Dan yang benar adalah riwayat yang pertama, karena Abu Bakar Radhiyallahu Anhu hanya
menyeru pada pemuda dan laki-laki dewasa untuk lebih memperkuat dakwah serta mampu
menanggung berbagai cobaan yang akan menimpa dikemudian hari. Sehinga apa yang bisa
diperbuat oleh anak berusia 8 tahun dalam menghadapi keangkuhan Quraisy dan gelombang
kemusyrikan yang begitu mendarah daging di Mekah?! Kemudian, majelis Abu Bakar hanya
didatangi oleh laki-laki dewasa dan para pemuda, dan bukan anak-anak.

Ini dikuatkan lagi dengan fakta bahwa usia Zubair sama dengan usia Thalhah dan Sa’ad, dan
mereka telah masuk Islam pada umur sekian.

Dan Ibu Zubair, Shafiyyah binti Abdul Muththalib pun tidak pernah melarang keinginan anaknya
yang telah remaja, atau menghalang halanginya dari Islam dan menganut akidah tauhid. Karena
dialah yang pertama kali mendidik anaknya budi pekerti yang baik dan kecerdasan. Serta
mendidiknya menjadi seorang laki-laki yang berjiwa bebas dan meninggalkan taklid buta.

Dia juga senantiasa memperhatikan perilaku dan tindak tanduknya, serta melihat siapa teman-
teman dan tempat berkumpulnya. Diapun melihat kematangan Zubair ketika, mendapati bahwa
ia bersama teman-temannya seperti Thalhah, Sa’ad, dan Ibnu Auf bersama-sama mendatangi
majelsi salah seorang pemuka Quraisy yaitu Abu Bakar yang terkenal dengan keutamaan-
keutamaannya serta kebaikan budi perkertinya. Shafiyyah pun menjadi tenang dengan
pergaulan putranya, dan percaya bahwa itu akan membawa kebaikan baginya.

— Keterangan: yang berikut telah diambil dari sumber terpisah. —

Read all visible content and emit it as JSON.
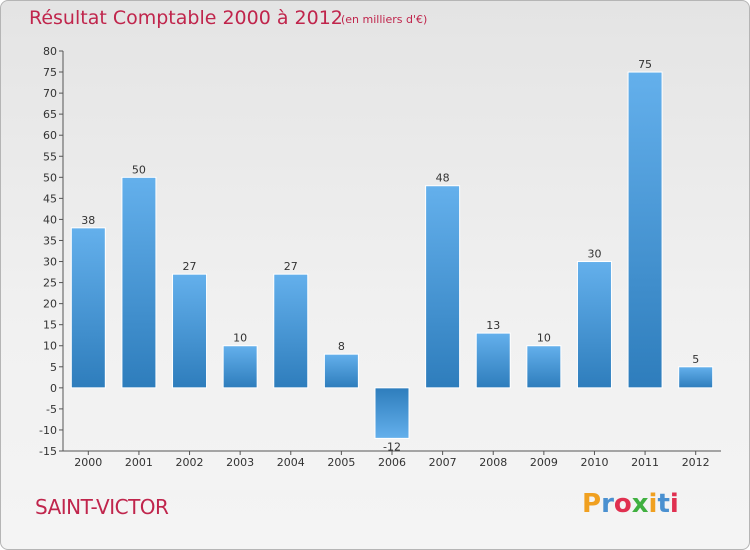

Di samping itu dia juga telah lama memperhatikan dengan seksama dan mengenal secara dekat
perjalanan hidup keponakannya Muhammad Al-Amin Shallallahualaihi wa Sallam. Shafiyyah
termasuk di antara orang yang paling dekat dengannya, juga paling dekat rumahnya, serta
paling dekat hubungan keluarganya. Lalu keutamaan dan kemuliaan pribadinya telah dikenal
luas, apalagi olehnya sebagai bibi. Dari itu, dia yakin bahwa apa yang dirintis oleh
Rasulullah Shallallahualaihi wa Sallam dalam memikul amanah dari langit, dan mengemban
dakwah serta menyebarkannya, tentunya membawa kebahagiaan dunia dan akhirat.

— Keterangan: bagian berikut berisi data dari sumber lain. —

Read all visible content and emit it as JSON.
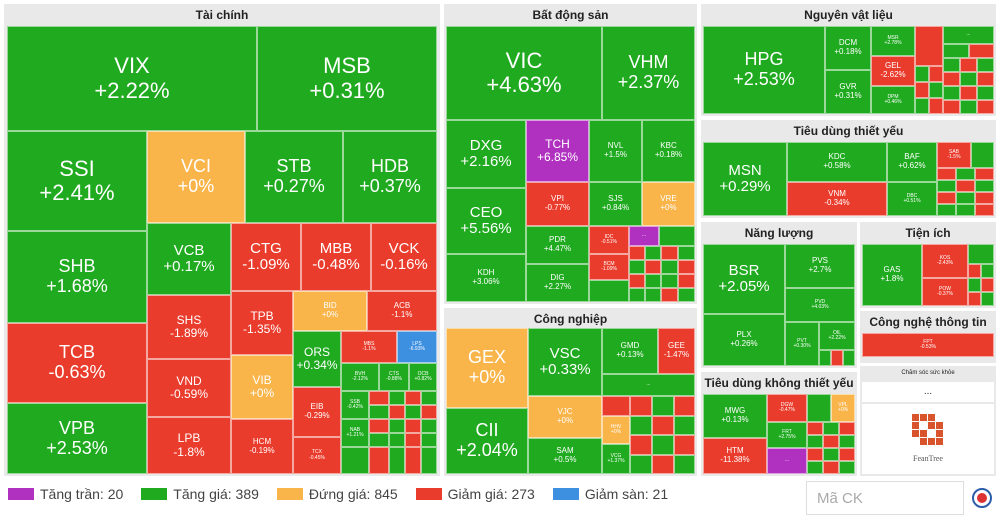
{
  "colors": {
    "ceiling": "#b030c0",
    "up": "#1faa1f",
    "flat": "#f9b44a",
    "down": "#ea3c2c",
    "floor": "#3d8fe0"
  },
  "sectors": {
    "tai_chinh": "Tài chính",
    "bat_dong_san": "Bất động sản",
    "nguyen_vat_lieu": "Nguyên vật liệu",
    "tieu_dung_thiet_yeu": "Tiêu dùng thiết yếu",
    "cong_nghiep": "Công nghiệp",
    "nang_luong": "Năng lượng",
    "tien_ich": "Tiện ích",
    "cong_nghe_thong_tin": "Công nghệ thông tin",
    "tieu_dung_khong_thiet_yeu": "Tiêu dùng không thiết yếu"
  },
  "cham_soc_label": "Chăm sóc sức khỏe",
  "more": "...",
  "brand": "FeanTree",
  "tiles": {
    "VIX": {
      "t": "VIX",
      "p": "+2.22%"
    },
    "MSB": {
      "t": "MSB",
      "p": "+0.31%"
    },
    "SSI": {
      "t": "SSI",
      "p": "+2.41%"
    },
    "VCI": {
      "t": "VCI",
      "p": "+0%"
    },
    "STB": {
      "t": "STB",
      "p": "+0.27%"
    },
    "HDB": {
      "t": "HDB",
      "p": "+0.37%"
    },
    "SHB": {
      "t": "SHB",
      "p": "+1.68%"
    },
    "VCB": {
      "t": "VCB",
      "p": "+0.17%"
    },
    "CTG": {
      "t": "CTG",
      "p": "-1.09%"
    },
    "MBB": {
      "t": "MBB",
      "p": "-0.48%"
    },
    "VCK": {
      "t": "VCK",
      "p": "-0.16%"
    },
    "TCB": {
      "t": "TCB",
      "p": "-0.63%"
    },
    "SHS": {
      "t": "SHS",
      "p": "-1.89%"
    },
    "TPB": {
      "t": "TPB",
      "p": "-1.35%"
    },
    "BID": {
      "t": "BID",
      "p": "+0%"
    },
    "ACB": {
      "t": "ACB",
      "p": "-1.1%"
    },
    "ORS": {
      "t": "ORS",
      "p": "+0.34%"
    },
    "MBS": {
      "t": "MBS",
      "p": "-1.1%"
    },
    "LPS": {
      "t": "LPS",
      "p": "-6.93%"
    },
    "VND": {
      "t": "VND",
      "p": "-0.59%"
    },
    "VIB": {
      "t": "VIB",
      "p": "+0%"
    },
    "BVH": {
      "t": "BVH",
      "p": "-2.12%"
    },
    "CTS": {
      "t": "CTS",
      "p": "-0.88%"
    },
    "OCB": {
      "t": "OCB",
      "p": "+0.82%"
    },
    "VPB": {
      "t": "VPB",
      "p": "+2.53%"
    },
    "LPB": {
      "t": "LPB",
      "p": "-1.8%"
    },
    "HCM": {
      "t": "HCM",
      "p": "-0.19%"
    },
    "EIB": {
      "t": "EIB",
      "p": "-0.29%"
    },
    "TCX": {
      "t": "TCX",
      "p": "-0.45%"
    },
    "SSB": {
      "t": "SSB",
      "p": "-0.42%"
    },
    "NAB": {
      "t": "NAB",
      "p": "+1.21%"
    },
    "VIC": {
      "t": "VIC",
      "p": "+4.63%"
    },
    "VHM": {
      "t": "VHM",
      "p": "+2.37%"
    },
    "DXG": {
      "t": "DXG",
      "p": "+2.16%"
    },
    "TCH": {
      "t": "TCH",
      "p": "+6.85%"
    },
    "NVL": {
      "t": "NVL",
      "p": "+1.5%"
    },
    "KBC": {
      "t": "KBC",
      "p": "+0.18%"
    },
    "CEO": {
      "t": "CEO",
      "p": "+5.56%"
    },
    "VPI": {
      "t": "VPI",
      "p": "-0.77%"
    },
    "SJS": {
      "t": "SJS",
      "p": "+0.84%"
    },
    "VRE": {
      "t": "VRE",
      "p": "+0%"
    },
    "KDH": {
      "t": "KDH",
      "p": "+3.06%"
    },
    "PDR": {
      "t": "PDR",
      "p": "+4.47%"
    },
    "IDC": {
      "t": "IDC",
      "p": "-0.51%"
    },
    "DIG": {
      "t": "DIG",
      "p": "+2.27%"
    },
    "BCM": {
      "t": "BCM",
      "p": "-1.09%"
    },
    "HPG": {
      "t": "HPG",
      "p": "+2.53%"
    },
    "DCM": {
      "t": "DCM",
      "p": "+0.18%"
    },
    "MSR": {
      "t": "MSR",
      "p": "+2.78%"
    },
    "GEL": {
      "t": "GEL",
      "p": "-2.62%"
    },
    "GVR": {
      "t": "GVR",
      "p": "+0.31%"
    },
    "DPM": {
      "t": "DPM",
      "p": "+0.46%"
    },
    "MSN": {
      "t": "MSN",
      "p": "+0.29%"
    },
    "KDC": {
      "t": "KDC",
      "p": "+0.58%"
    },
    "BAF": {
      "t": "BAF",
      "p": "+0.62%"
    },
    "SAB": {
      "t": "SAB",
      "p": "-1.5%"
    },
    "VNM": {
      "t": "VNM",
      "p": "-0.34%"
    },
    "DBC": {
      "t": "DBC",
      "p": "+0.51%"
    },
    "GEX": {
      "t": "GEX",
      "p": "+0%"
    },
    "VSC": {
      "t": "VSC",
      "p": "+0.33%"
    },
    "GMD": {
      "t": "GMD",
      "p": "+0.13%"
    },
    "GEE": {
      "t": "GEE",
      "p": "-1.47%"
    },
    "VJC": {
      "t": "VJC",
      "p": "+0%"
    },
    "CII": {
      "t": "CII",
      "p": "+2.04%"
    },
    "SAM": {
      "t": "SAM",
      "p": "+0.5%"
    },
    "HHV": {
      "t": "HHV",
      "p": "+0%"
    },
    "VCG": {
      "t": "VCG",
      "p": "+1.37%"
    },
    "BSR": {
      "t": "BSR",
      "p": "+2.05%"
    },
    "PVS": {
      "t": "PVS",
      "p": "+2.7%"
    },
    "PVD": {
      "t": "PVD",
      "p": "+4.03%"
    },
    "PLX": {
      "t": "PLX",
      "p": "+0.26%"
    },
    "PVT": {
      "t": "PVT",
      "p": "+0.30%"
    },
    "OIL": {
      "t": "OIL",
      "p": "+2.22%"
    },
    "GAS": {
      "t": "GAS",
      "p": "+1.8%"
    },
    "KOS": {
      "t": "KOS",
      "p": "-2.43%"
    },
    "POW": {
      "t": "POW",
      "p": "-0.37%"
    },
    "FPT": {
      "t": "FPT",
      "p": "-0.53%"
    },
    "MWG": {
      "t": "MWG",
      "p": "+0.13%"
    },
    "DGW": {
      "t": "DGW",
      "p": "-0.47%"
    },
    "VPL": {
      "t": "VPL",
      "p": "+0%"
    },
    "FRT": {
      "t": "FRT",
      "p": "+2.75%"
    },
    "HTM": {
      "t": "HTM",
      "p": "-11.38%"
    }
  },
  "legend": {
    "ceiling": "Tăng trần: 20",
    "up": "Tăng giá: 389",
    "flat": "Đứng giá: 845",
    "down": "Giảm giá: 273",
    "floor": "Giảm sàn: 21"
  },
  "search": {
    "placeholder": "Mã CK"
  }
}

Untuk itu, Shafiyyah merestui langkah yang diambil oleh putranya, dan menyokongnya.
Memberi dukungan atas jalan yang telah diambil nya untuk beriman kepada Allah dan
Rasulnya Shallallahualaihi wa Sallam. Sehingga tidak ada satupun riwayat dalam perjalanan
hidupnya atau dalam perjalanan hidup anaknya yang menunjukkan bahwa ia melarang atau
menyakiti anaknya ketika ia memproklamirkan keimanannya pada hari-hari pertama dari
kemunculan dakwah. Bahkan ia sendiri termasuk yang masuk Islam lebih dini, dan ikut berhijrah
bersama putranya Zubair, serta banyak peristiwa yang diikutinya bersama
Rasulullah Shallallahualaihi wa Sallam.